Вдруг чья-то холодная рука коснулась моих плеч. Я обернулся: передо мной стоял тот, кого я искал в земле: дядя Ксаверий. Как всегда высокий, худой... нет, еще более исхудалый, чем когда-то. Сюртук словно повис на его костлявой фигуре. Глаза светились фосфорическим блеском. Лицо было страшно бледно. А на бескровных губах играла горькая улыбка. На шее обмотан был зеленый шарф.

— Поздно, — говорил он, указывая на зарево заката, — солнце заходит. Пойдем домой.

— Разве вы, дядя живете не здесь?

Он захихикал.

— Ты, думаешь, я повесился взаправду?
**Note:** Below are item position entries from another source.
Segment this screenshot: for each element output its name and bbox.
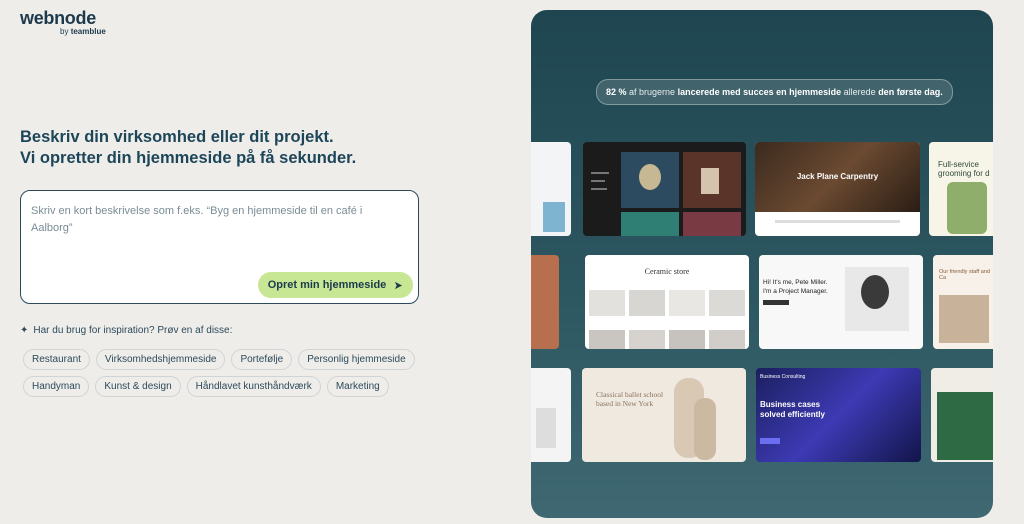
page-headline: Beskriv din virksomhed eller dit projekt… bbox=[20, 127, 356, 169]
sparkle-icon: ✦ bbox=[20, 325, 29, 336]
template-thumbnail-ceramic: Ceramic store bbox=[585, 255, 749, 349]
showcase-panel: 82 % af brugerne lancerede med succes en… bbox=[531, 10, 993, 518]
arrow-right-icon bbox=[395, 281, 403, 289]
template-thumbnail-grooming: Full-service grooming for d bbox=[929, 142, 993, 236]
friendly-title: Our friendly staff and Ca bbox=[939, 269, 990, 281]
headline-line-1: Beskriv din virksomhed eller dit projekt… bbox=[20, 128, 334, 146]
description-input[interactable] bbox=[31, 203, 406, 253]
webnode-logo[interactable]: webnode by teamblue bbox=[20, 8, 106, 36]
chip-personal-website[interactable]: Personlig hjemmeside bbox=[298, 349, 415, 370]
prompt-box: Opret min hjemmeside bbox=[20, 190, 419, 304]
logo-wordmark: webnode bbox=[20, 8, 96, 28]
template-thumbnail-carpentry: Jack Plane Carpentry bbox=[755, 142, 920, 236]
inspiration-hint: ✦ Har du brug for inspiration? Prøv en a… bbox=[20, 325, 232, 336]
grooming-title: Full-service grooming for d bbox=[938, 160, 990, 178]
template-thumbnail-project-manager: Hi! It's me, Pete Miller. I'm a Project … bbox=[759, 255, 923, 349]
template-thumbnail-furniture bbox=[931, 368, 993, 462]
template-thumbnail-partial-2 bbox=[531, 255, 559, 349]
carpentry-title: Jack Plane Carpentry bbox=[796, 172, 879, 181]
suggestion-chips: Restaurant Virksomhedshjemmeside Portefø… bbox=[23, 349, 423, 397]
consulting-title: Business cases solved efficiently bbox=[760, 400, 825, 419]
chip-business-website[interactable]: Virksomhedshjemmeside bbox=[95, 349, 226, 370]
template-thumbnail-partial-1 bbox=[531, 142, 571, 236]
template-thumbnail-friendly-staff: Our friendly staff and Ca bbox=[933, 255, 993, 349]
pm-line-1: Hi! It's me, Pete Miller. bbox=[763, 279, 828, 286]
logo-tagline: by teamblue bbox=[60, 27, 106, 36]
chip-restaurant[interactable]: Restaurant bbox=[23, 349, 90, 370]
create-website-button[interactable]: Opret min hjemmeside bbox=[258, 272, 413, 298]
inspiration-label: Har du brug for inspiration? Prøv en af … bbox=[33, 325, 233, 336]
chip-portfolio[interactable]: Portefølje bbox=[231, 349, 293, 370]
chip-handyman[interactable]: Handyman bbox=[23, 376, 90, 397]
template-thumbnail-ballet: Classical ballet school based in New Yor… bbox=[582, 368, 746, 462]
chip-marketing[interactable]: Marketing bbox=[326, 376, 389, 397]
ceramic-title: Ceramic store bbox=[644, 267, 690, 276]
create-button-label: Opret min hjemmeside bbox=[267, 279, 387, 291]
chip-art-design[interactable]: Kunst & design bbox=[95, 376, 181, 397]
headline-line-2: Vi opretter din hjemmeside på få sekunde… bbox=[20, 149, 357, 167]
template-thumbnail-gallery bbox=[583, 142, 746, 236]
template-thumbnail-partial-3 bbox=[531, 368, 571, 462]
ballet-title: Classical ballet school based in New Yor… bbox=[596, 390, 664, 408]
chip-handcrafted[interactable]: Håndlavet kunsthåndværk bbox=[186, 376, 321, 397]
template-thumbnail-consulting: Business Consulting Business cases solve… bbox=[756, 368, 921, 462]
consulting-brand: Business Consulting bbox=[760, 374, 806, 380]
pm-line-2: I'm a Project Manager. bbox=[763, 288, 828, 295]
success-stat-badge: 82 % af brugerne lancerede med succes en… bbox=[596, 79, 953, 105]
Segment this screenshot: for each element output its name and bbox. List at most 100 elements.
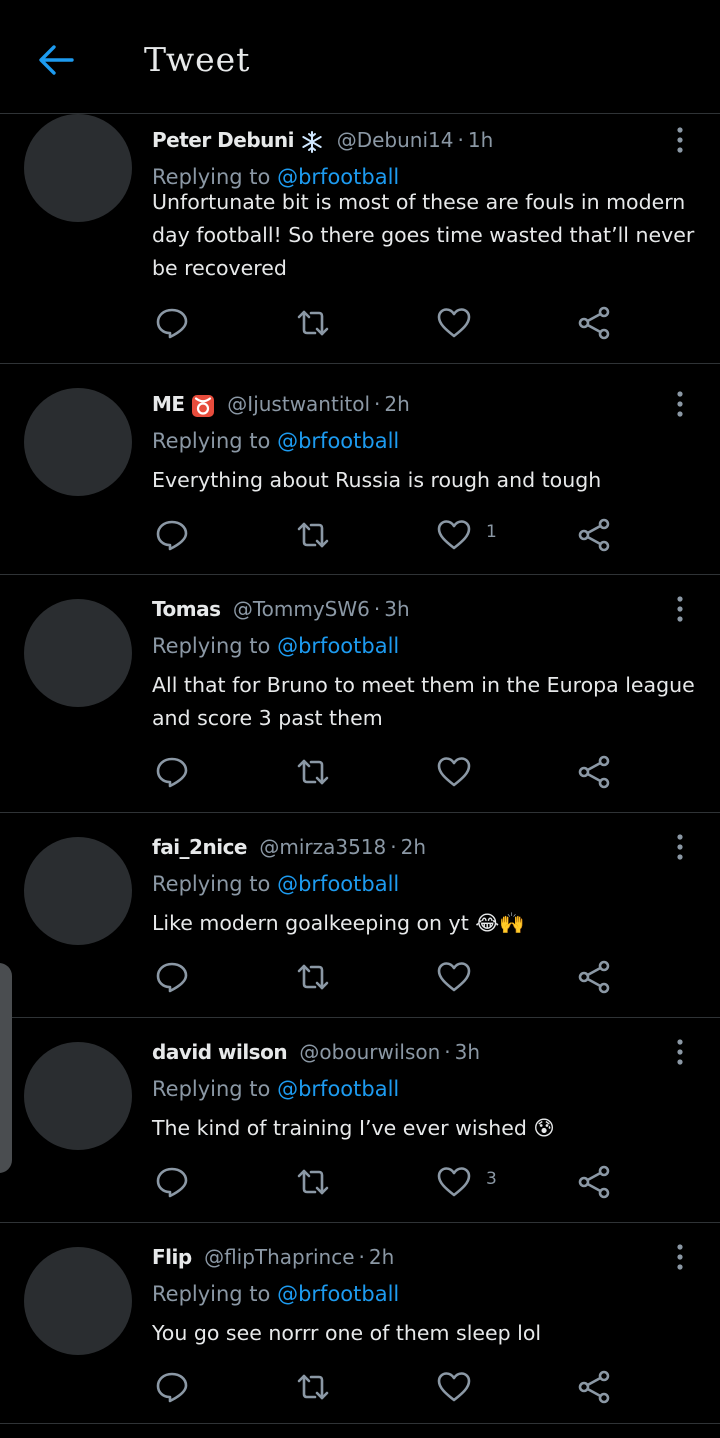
replying-to: Replying to @brfootball (152, 1075, 399, 1103)
tweet-actions: 1 (152, 517, 632, 553)
tweet-row[interactable]: Peter Debuni @Debuni14 · 1h Replying to @b… (0, 114, 720, 364)
tweet-actions (152, 1369, 632, 1405)
retweet-icon (297, 964, 329, 990)
replying-to: Replying to @brfootball (152, 870, 399, 898)
display-name[interactable]: fai_2nice (152, 835, 247, 859)
more-vertical-icon (677, 596, 683, 622)
retweet-button[interactable] (295, 305, 331, 341)
reply-button[interactable] (154, 754, 190, 790)
share-icon (578, 1370, 610, 1404)
mention-link[interactable]: @brfootball (277, 429, 399, 453)
avatar[interactable] (24, 114, 132, 222)
timestamp: 2h (400, 835, 427, 859)
separator-dot: · (457, 128, 464, 152)
like-button[interactable]: 3 (436, 1164, 497, 1200)
avatar[interactable] (24, 388, 132, 496)
share-button[interactable] (577, 959, 613, 995)
more-vertical-icon (677, 1244, 683, 1270)
share-button[interactable] (577, 1369, 613, 1405)
tweet-actions (152, 305, 632, 341)
more-vertical-icon (677, 834, 683, 860)
share-button[interactable] (577, 754, 613, 790)
mention-link[interactable]: @brfootball (277, 634, 399, 658)
avatar[interactable] (24, 599, 132, 707)
arrow-left-icon (39, 45, 74, 75)
heart-icon (437, 1372, 471, 1402)
avatar[interactable] (24, 1042, 132, 1150)
tweet-text: You go see norrr one of them sleep lol (152, 1321, 542, 1345)
tweet-row[interactable]: ME @Ijustwantitol · 2h Replying to @brfoot… (0, 364, 720, 575)
retweet-button[interactable] (295, 517, 331, 553)
share-icon (578, 1165, 610, 1199)
mention-link[interactable]: @brfootball (277, 1282, 399, 1306)
user-handle: @TommySW6 (232, 597, 370, 621)
like-button[interactable]: 1 (436, 517, 497, 553)
like-button[interactable] (436, 959, 472, 995)
like-count: 3 (486, 1169, 497, 1189)
reply-icon (156, 520, 188, 551)
more-options-button[interactable] (670, 594, 690, 624)
user-handle: @Debuni14 (336, 128, 454, 152)
separator-dot: · (358, 1245, 365, 1269)
reply-button[interactable] (154, 959, 190, 995)
tweet-row[interactable]: Flip @flipThaprince · 2h Replying to @brfo… (0, 1223, 720, 1424)
more-options-button[interactable] (670, 1242, 690, 1272)
like-button[interactable] (436, 305, 472, 341)
replying-to-label: Replying to (152, 634, 271, 658)
user-handle: @mirza3518 (259, 835, 387, 859)
more-options-button[interactable] (670, 1037, 690, 1067)
reply-button[interactable] (154, 517, 190, 553)
like-button[interactable] (436, 754, 472, 790)
more-options-button[interactable] (670, 389, 690, 419)
timestamp: 2h (384, 392, 410, 416)
share-button[interactable] (577, 1164, 613, 1200)
more-options-button[interactable] (670, 125, 690, 155)
display-name[interactable]: Tomas (152, 597, 221, 621)
avatar[interactable] (24, 837, 132, 945)
tweet-header: ME @Ijustwantitol · 2h (152, 391, 410, 417)
share-icon (578, 518, 610, 552)
tweet-row[interactable]: fai_2nice @mirza3518 · 2h Replying to @brf… (0, 813, 720, 1018)
reply-icon (156, 1167, 188, 1198)
separator-dot: · (390, 835, 397, 859)
display-name[interactable]: david wilson (152, 1040, 288, 1064)
heart-icon (437, 520, 471, 550)
mention-link[interactable]: @brfootball (277, 872, 399, 896)
more-options-button[interactable] (670, 832, 690, 862)
retweet-button[interactable] (295, 959, 331, 995)
user-handle: @Ijustwantitol (227, 392, 371, 416)
edge-scroll-handle[interactable] (0, 963, 12, 1173)
tweet-header: david wilson @obourwilson · 3h (152, 1039, 480, 1065)
tweet-header: Tomas @TommySW6 · 3h (152, 596, 410, 622)
heart-icon (437, 962, 471, 992)
reply-icon (156, 1372, 188, 1403)
tweet-text: The kind of training I’ve ever wished 😰 (152, 1116, 555, 1140)
replying-to-label: Replying to (152, 872, 271, 896)
avatar[interactable] (24, 1247, 132, 1355)
heart-icon (437, 1167, 471, 1197)
replying-to-label: Replying to (152, 429, 271, 453)
share-icon (578, 960, 610, 994)
timestamp: 2h (368, 1245, 395, 1269)
separator-dot: · (374, 392, 381, 416)
back-button[interactable] (34, 38, 78, 82)
retweet-button[interactable] (295, 1164, 331, 1200)
tweet-row[interactable]: david wilson @obourwilson · 3h Replying to… (0, 1018, 720, 1223)
reply-button[interactable] (154, 305, 190, 341)
display-name[interactable]: Peter Debuni (152, 128, 295, 152)
tweet-text: Like modern goalkeeping on yt 😂🙌 (152, 911, 525, 935)
display-name[interactable]: Flip (152, 1245, 192, 1269)
retweet-icon (297, 310, 329, 336)
display-name[interactable]: ME (152, 392, 185, 416)
tweet-actions (152, 959, 632, 995)
tweet-header: fai_2nice @mirza3518 · 2h (152, 834, 426, 860)
reply-button[interactable] (154, 1164, 190, 1200)
share-button[interactable] (577, 517, 613, 553)
reply-button[interactable] (154, 1369, 190, 1405)
retweet-button[interactable] (295, 754, 331, 790)
tweet-row[interactable]: Tomas @TommySW6 · 3h Replying to @brfootba… (0, 575, 720, 813)
like-button[interactable] (436, 1369, 472, 1405)
share-button[interactable] (577, 305, 613, 341)
retweet-button[interactable] (295, 1369, 331, 1405)
mention-link[interactable]: @brfootball (277, 1077, 399, 1101)
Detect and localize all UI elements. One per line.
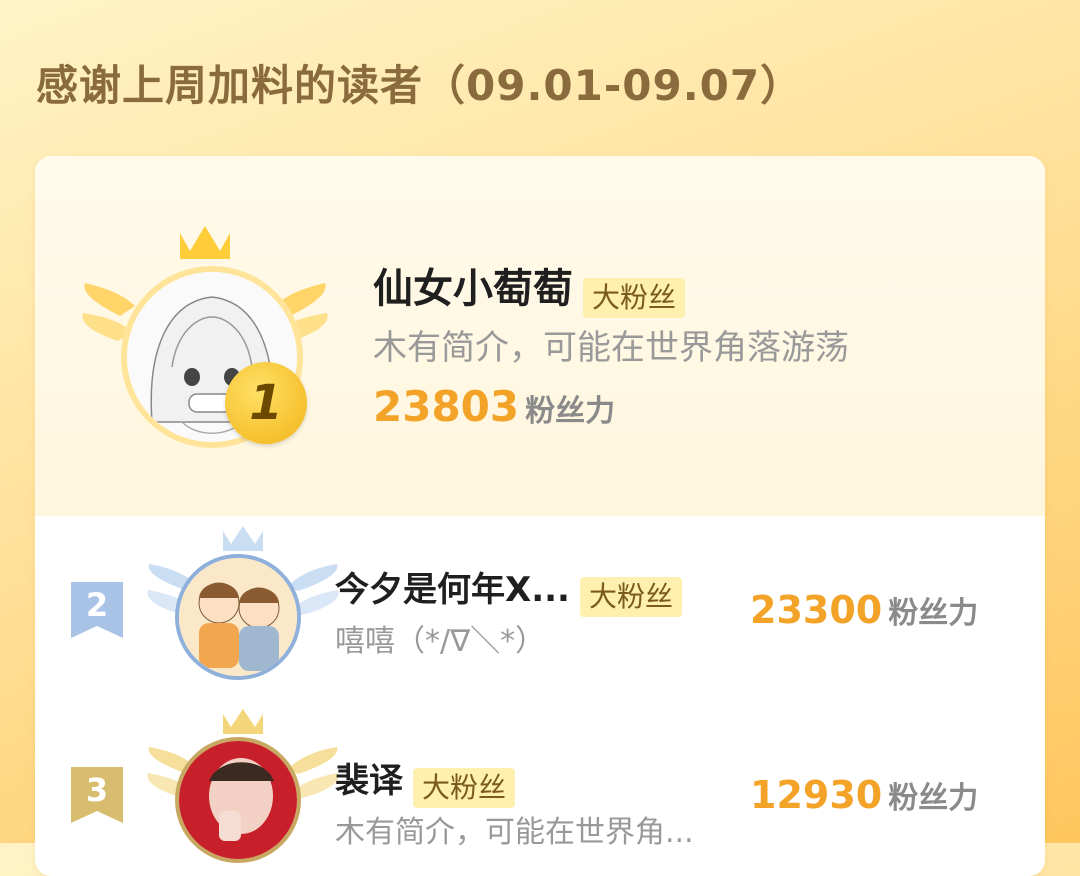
fan-level-badge: 大粉丝 <box>583 277 686 318</box>
user-bio: 嘻嘻（*/∇＼*） <box>335 624 546 659</box>
user-name[interactable]: 裴译 <box>335 761 403 801</box>
user-name[interactable]: 今夕是何年X... <box>335 570 570 610</box>
fan-power-label: 粉丝力 <box>888 781 979 816</box>
rank-3-entry[interactable]: 3 裴译 大粉丝 木有简介，可能在世界角... 12930 粉丝力 <box>35 701 1045 876</box>
user-name[interactable]: 仙女小萄萄 <box>373 266 573 312</box>
leaderboard-card: 1 仙女小萄萄 大粉丝 木有简介，可能在世界角落游荡 23803 粉丝力 2 今… <box>35 156 1045 876</box>
rank-number-2: 2 <box>85 586 109 624</box>
user-bio: 木有简介，可能在世界角... <box>335 815 694 850</box>
photo-avatar-icon <box>179 741 297 859</box>
avatar[interactable] <box>175 554 301 680</box>
fan-power-score: 12930 <box>750 773 883 817</box>
fan-level-badge: 大粉丝 <box>579 576 682 617</box>
rank-2-entry[interactable]: 2 今夕是何年X... 大粉丝 嘻嘻（*/∇＼*） 23300 粉丝力 <box>35 516 1045 701</box>
avatar[interactable] <box>175 737 301 863</box>
fan-power-label: 粉丝力 <box>888 596 979 631</box>
page-title: 感谢上周加料的读者（09.01-09.07） <box>36 61 804 110</box>
rank-1-entry[interactable]: 1 仙女小萄萄 大粉丝 木有简介，可能在世界角落游荡 23803 粉丝力 <box>35 156 1045 516</box>
fan-level-badge: 大粉丝 <box>413 767 516 808</box>
crown-icon <box>180 226 230 259</box>
fan-power-score: 23300 <box>750 588 883 632</box>
rank-number-3: 3 <box>85 771 109 809</box>
cartoon-kids-avatar-icon <box>179 558 297 676</box>
user-bio: 木有简介，可能在世界角落游荡 <box>373 328 849 368</box>
rank-number-1: 1 <box>249 375 283 431</box>
fan-power-label: 粉丝力 <box>525 394 616 429</box>
rank-medal-1: 1 <box>225 362 307 444</box>
fan-power-score: 23803 <box>373 382 520 431</box>
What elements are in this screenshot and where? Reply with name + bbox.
Думаешь, что я поймался на удочку философии этого дурака Майнлендера и пошел по его следам? «Истинный мудрец не бежит от смерти, но и не идет ей навстречу». Так говорили римляне. Живешь только раз. Надо уметь жить. К чему торопиться к смерти? Она не минует никого. Надо иметь терпение и ждать.

Взял меня за руку и, ведя среди могильных крестов, говорил тихим голосом, от времени до времени подсмеиваясь.

— Видишь ли? Стоики утверждали, что жизнь ни зло, ни добро. Она принадлежит к разряду: „adiafora“. Ты понял? Жизнь есть „безразличное“.... Хи-хи-хи!... К чему бежать от безразличного?!...

Он нагнулся и шепнул мне на ухо:

— Истинный философ мечтает о нирване и живет себе — поживает десятки лет... небось, стареется... Охо! иногда даже ведет судебные процессы с родственниками из-за наследства. Старый Артур не был лыком шит. Он-то и сказал, что „самоубийство — только мнимое избавление от страданий, а не действительное“. Ты понял?.

— А этот шарф? — я притронулся к его шее.